Whether practical politics ever gets anywhere depends on what all the paleocons and sympathizers do, and which way mainstream conservatives go. Paleocon issues aren’t practical winners right now. A basic problem is that left/liberals absolutely dominate public discussion, so the issues can’t even be discussed in decent company. As long as that’s the case the right can’t win.
So it seems to me what’s most important is for the right to understand its own positions and why it holds them, to find the clearest language to put them in, and to make their pitch on all issues and not stop making it until their views are at least acknowledged in public discussion as a possibility and their basis understood.
There are lots of fronts and styles of combat and it’s hard to pick out any one that’s the key. A few things that particularly come to mind, though:
- People need to take the issues into their own lives. What’s life about? How do they want to live? What kind of education do they want for their children? What do they have to do to get something better than what’s on offer? Shouldn’t they be doing that?
- It’s important to reject vigorously the assumption—mainstream conservatives always seem to go along with it—that liberal goals and standards are basically right. We need more Ann Coulters who are willing to contest the fundamental righteousness of liberalism and turn the discussion around.
- In particular, it’s crucial to confront notions like “inclusiveness” and “tolerance.” What those ideas mean is that every social institution other than bureaucracies and markets has to be done away with, at least as anything that matters. No social institution is an undifferentiated blob. Every one of them has to make distinctions among people, so if you say that all distinctions that have anything to do with the relations between the sexes, family life, religion, nationality and particular culture have to be abolished in the interests of inclusiveness then what you’re really saying is that all those things have to be made socially non-functional. That’s intolerable from any conservative or for that matter human standpoint, and it has to be contested categorically and in detail.

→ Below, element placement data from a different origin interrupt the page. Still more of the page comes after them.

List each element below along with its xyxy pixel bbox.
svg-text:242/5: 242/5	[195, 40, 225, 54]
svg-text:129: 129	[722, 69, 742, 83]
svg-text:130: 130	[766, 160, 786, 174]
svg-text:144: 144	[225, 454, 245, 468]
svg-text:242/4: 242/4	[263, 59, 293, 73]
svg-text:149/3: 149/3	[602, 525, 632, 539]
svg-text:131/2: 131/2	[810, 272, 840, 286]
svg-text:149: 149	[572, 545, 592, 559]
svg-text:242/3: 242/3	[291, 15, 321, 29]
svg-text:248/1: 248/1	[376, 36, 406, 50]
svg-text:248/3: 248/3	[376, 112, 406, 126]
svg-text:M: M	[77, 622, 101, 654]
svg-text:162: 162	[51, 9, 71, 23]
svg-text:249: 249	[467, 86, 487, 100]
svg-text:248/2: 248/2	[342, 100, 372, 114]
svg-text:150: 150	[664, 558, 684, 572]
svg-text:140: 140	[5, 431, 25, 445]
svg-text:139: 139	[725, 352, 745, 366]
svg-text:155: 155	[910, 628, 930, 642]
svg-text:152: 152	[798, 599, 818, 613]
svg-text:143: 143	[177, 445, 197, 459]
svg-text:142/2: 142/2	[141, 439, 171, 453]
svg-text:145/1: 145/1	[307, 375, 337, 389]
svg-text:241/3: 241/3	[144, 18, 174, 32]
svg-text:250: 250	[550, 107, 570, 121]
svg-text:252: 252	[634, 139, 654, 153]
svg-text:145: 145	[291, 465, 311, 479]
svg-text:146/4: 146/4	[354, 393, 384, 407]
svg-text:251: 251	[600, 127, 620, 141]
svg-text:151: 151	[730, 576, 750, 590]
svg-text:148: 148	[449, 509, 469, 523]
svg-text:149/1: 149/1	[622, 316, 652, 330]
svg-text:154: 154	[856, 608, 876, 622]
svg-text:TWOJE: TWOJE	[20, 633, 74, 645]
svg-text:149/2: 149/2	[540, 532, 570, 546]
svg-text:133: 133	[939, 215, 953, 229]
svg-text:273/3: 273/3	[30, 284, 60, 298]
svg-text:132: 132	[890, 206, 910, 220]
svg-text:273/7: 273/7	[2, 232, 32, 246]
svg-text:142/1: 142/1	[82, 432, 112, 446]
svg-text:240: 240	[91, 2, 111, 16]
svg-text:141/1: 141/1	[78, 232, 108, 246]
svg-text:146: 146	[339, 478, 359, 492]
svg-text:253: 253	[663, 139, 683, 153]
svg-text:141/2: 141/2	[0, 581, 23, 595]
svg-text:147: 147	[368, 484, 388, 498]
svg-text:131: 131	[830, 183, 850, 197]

Any comments or other answers?
Mr. Kalb’s suggestions are good
Mr. Kalb’s suggestions are good ones. President Bush’s amnesty/guest-worker proposal is so radical and such a betrayal of any conservative principle that perhaps we now have the ability to bring a single issue into focus and use it to present a paleoconservative point of view to a larger audience. The trick, as always, is how to help conventional conservatives understand how profoundly Mr. Bush has betrayed them.
Whenever polled, American opinion seems to favor massive reduction of legal immigration and no tolerance of illegal incursions. This should not be as divisive an issue as abortion, and may be the best one on which to make a stand as the consequences of mass immigration become more evident every day. The two most important social issues for America (for any nation) are whether or not to allow the country to be re-populated by foreigners and whether or not to allow mothers to kill our posterity. Of the two, surely immigration is the less controversial (even if it should not be). HRS
Thanks to Mr. Kalb for
Thanks to Mr. Kalb for donating his gifts and hard-earned knowledge to traditionalism. He and others are trusted teachers to whom traditionalists can bring sophisticated liberal arguments for shredding or qualification.
I read all of the 2Blowhards interviews of Mr. Kalb and the comments. I enjoyed them. With my lack of hard-earned knowledge, there was much I did not understand. But it was clear that those that disagreed with Mr. Kalb admired him and his Website, which is why we should continue to write our comments carefully even if some of us are not sophisticated.